After countless journeys, I have strong opinions about new ballparks as places to watch a ballgame. And as much as I appreciated Souhan’s sentiments, I possess a moral advantage when passing judgment: I pay for my tickets. Having been a sportswriter, I know it’s easy to go gooey when you rarely fork over your own dollars. What follows is a more detailed look at the new park, with other interesting comparisons to the Dome that Twins fans know and (mostly) loathe.
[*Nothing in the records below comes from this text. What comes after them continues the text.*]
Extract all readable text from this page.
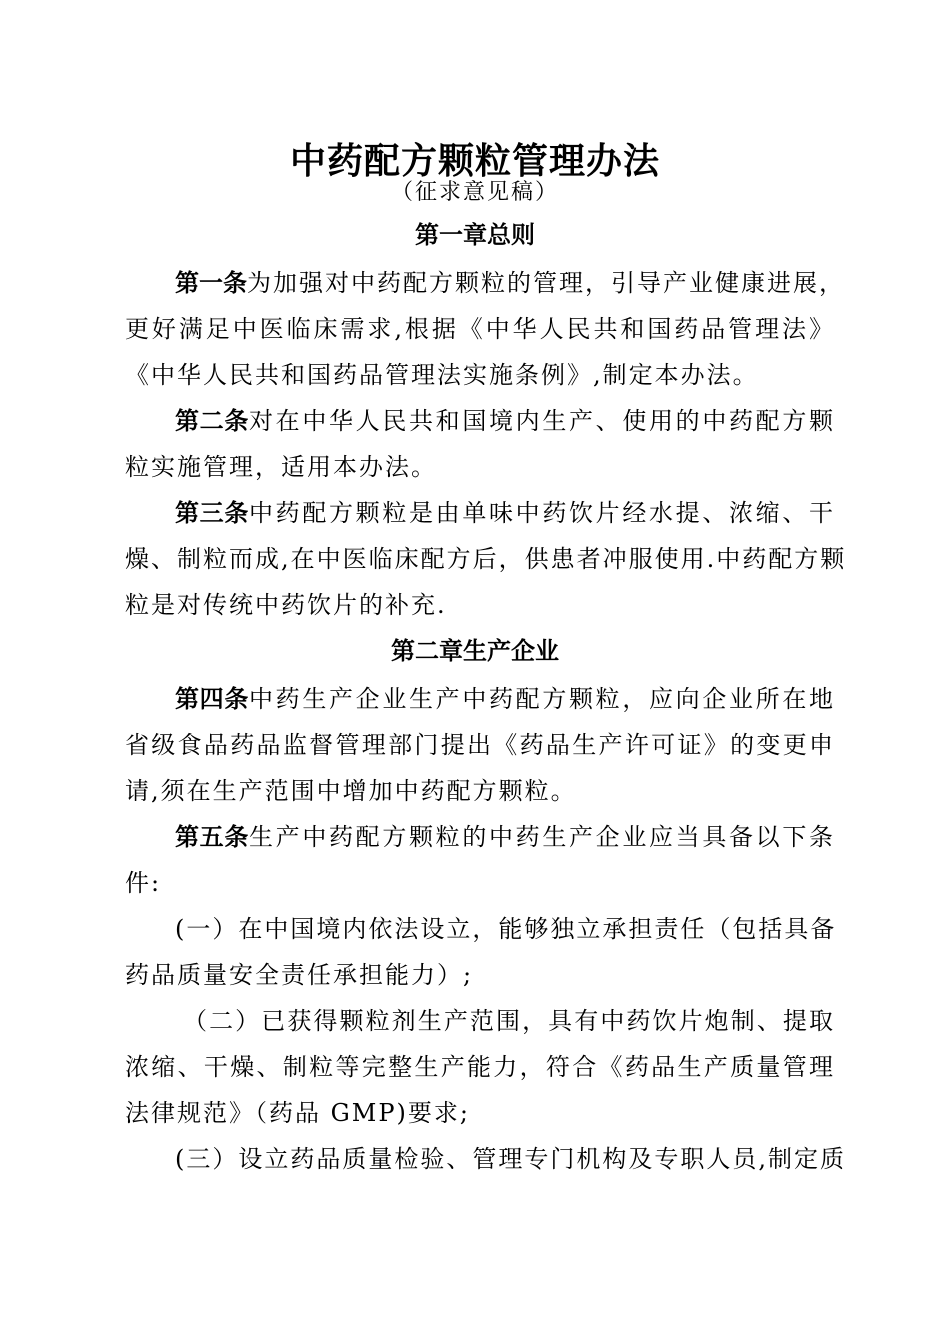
中药配方颗粒管理办法
（征求意见稿）
第一章总则
第一条为加强对中药配方颗粒的管理，引导产业健康进展，
更好满足中医临床需求,根据《中华人民共和国药品管理法》
《中华人民共和国药品管理法实施条例》,制定本办法。
第二条对在中华人民共和国境内生产、使用的中药配方颗
粒实施管理，适用本办法。
第三条中药配方颗粒是由单味中药饮片经水提、浓缩、干
燥、制粒而成,在中医临床配方后，供患者冲服使用.中药配方颗
粒是对传统中药饮片的补充.
第二章生产企业
第四条中药生产企业生产中药配方颗粒，应向企业所在地
省级食品药品监督管理部门提出《药品生产许可证》的变更申
请,须在生产范围中增加中药配方颗粒。
第五条生产中药配方颗粒的中药生产企业应当具备以下条
件:
(一）在中国境内依法设立，能够独立承担责任（包括具备
药品质量安全责任承担能力）;
（二）已获得颗粒剂生产范围，具有中药饮片炮制、提取
浓缩、干燥、制粒等完整生产能力，符合《药品生产质量管理
法律规范》（药品 GMP)要求;
(三）设立药品质量检验、管理专门机构及专职人员,制定质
Any comparison between the new park and the Dome must acknowledge these specific advantages:
Legroom: The Dome’s airplane-like squeeze factor is 31 inches; the new park’s minimum is 33. The priciest lower-deck seats and the club level will have a roomy 36 or 39 inches of stretch. (Premium seats will also be wider: 20-22 inches, compared to the Dome’s 19 inches, which is also the new ballpark’s standard. Only the new left-field seats come in narrower, at 18 inches.)
Row width: One of the Dome’s major bummers; at its worst, rows are 37 seats wide, creating knee-banging journeys if you’re in a middle seat, or a lot of up-and-down at the ends. The longest row in the new park is 24 seats, and most rows are considerably shorter.
Amenities: Concourses that are twice as wide, open to the field, and allow you to circle the ballpark; plentiful bathrooms (double the Dome’s for two-thirds the seating capacity) and lots of bars and restaurants.
And of course, I also must acknowledge the stadium’s public financing: many of you remain as angry about that as my Save the Met buddies are about the Metrodome. I sympathize; I know what it feels like when all you’re left with is a boycott. Still, the new ballpark is a reality, and this is for all the fans who will step inside.